M. Jean-Pierre Michel. Un de plus !
M. Jack Ralite. Face à l’ingérence inadmissible du pouvoir exécutif dans l’exercice du pouvoir législatif, qui va jusqu’à ôter aux sénateurs le pouvoir de faire la loi, les conclusions du rapporteur public sont déjà un lourd revers pour le Président de la République.
C’est une œuvre de vigilance républicaine, la preuve qu’il faut toujours oser, ainsi que l’a fait le groupe communiste. Le Sénat, le Parlement défendent ainsi leur honneur. (Applaudissements sur les travées du groupe CRC-SPG et du groupe socialiste.)
M. le président. Mon cher collègue, je vous donne acte de ce rappel au règlement. Nous allons attendre la décision du Conseil d’État, sur un sujet qui m’avait quelque peu préoccupé…

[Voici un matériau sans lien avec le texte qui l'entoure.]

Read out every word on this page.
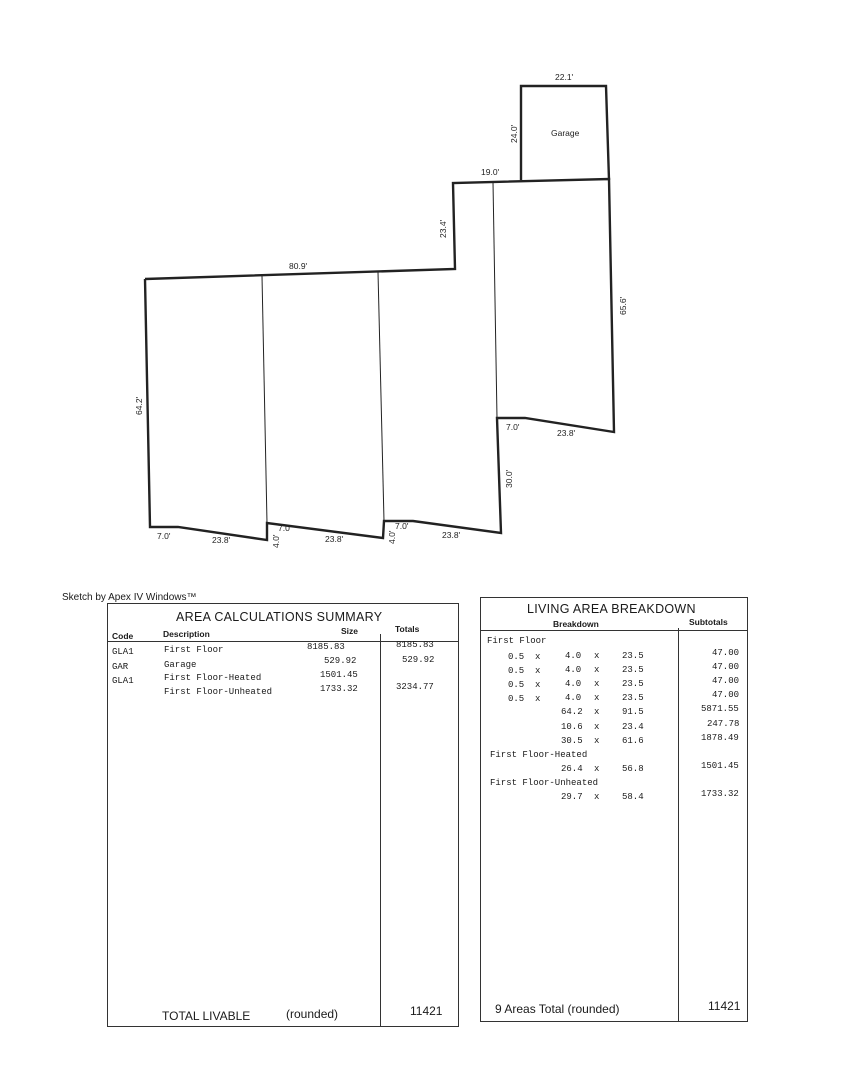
22.1'
24.0'	Garage
19.0'
23.4'
80.9'
65.6'
64.2'
7.0'
23.8'
30.0'
7.0'	23.8'	4.0'
7.0'
23.8'	4.0'
7.0'
23.8'
Sketch by Apex IV Windows™
AREA CALCULATIONS SUMMARY
Code	Description	Size	Totals
GLA1	First Floor	8185.83	8185.83
GAR	Garage	529.92	529.92
GLA1	First Floor-Heated	1501.45
First Floor-Unheated	1733.32	3234.77
TOTAL LIVABLE	(rounded)	11421
LIVING AREA BREAKDOWN
Breakdown	Subtotals
First Floor
0.5 x	4.0 x	23.5	47.00
0.5 x	4.0 x	23.5	47.00
0.5 x	4.0 x	23.5	47.00
0.5 x	4.0 x	23.5	47.00
64.2 x	91.5	5871.55
10.6 x	23.4	247.78
30.5 x	61.6	1878.49
First Floor-Heated
26.4 x	56.8	1501.45
First Floor-Unheated
29.7 x	58.4	1733.32
9 Areas Total (rounded)	11421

La parole est à M. Jean-Pierre Bel, pour un rappel au règlement.
M. Jean-Pierre Bel. Alors que nous reprendrons dans quelques instants nos débats sur le projet de loi de réforme des collectivités territoriales, le moment est peut-être venu de prendre de bonnes résolutions…
Jeudi soir, un amendement de l’Union centriste portant sur le mode d’élection des futurs conseillers territoriaux a été adopté, alors que nos propres amendements relatifs au même thème étaient déclarés hors sujet.
Par ailleurs, hier soir, lors de son intervention télévisée, le Président de la République, évoquant le référendum organisé en Guyane et à la Martinique sur la fusion en une seule collectivité de la région et du département, a expliqué que cet exemple préfigurait son projet pour l’ensemble du pays. Or, depuis des semaines, vous niez que votre réforme des collectivités territoriales masque en réalité, comme nous l’affirmons avec constance, une volonté de fusionner départements et régions…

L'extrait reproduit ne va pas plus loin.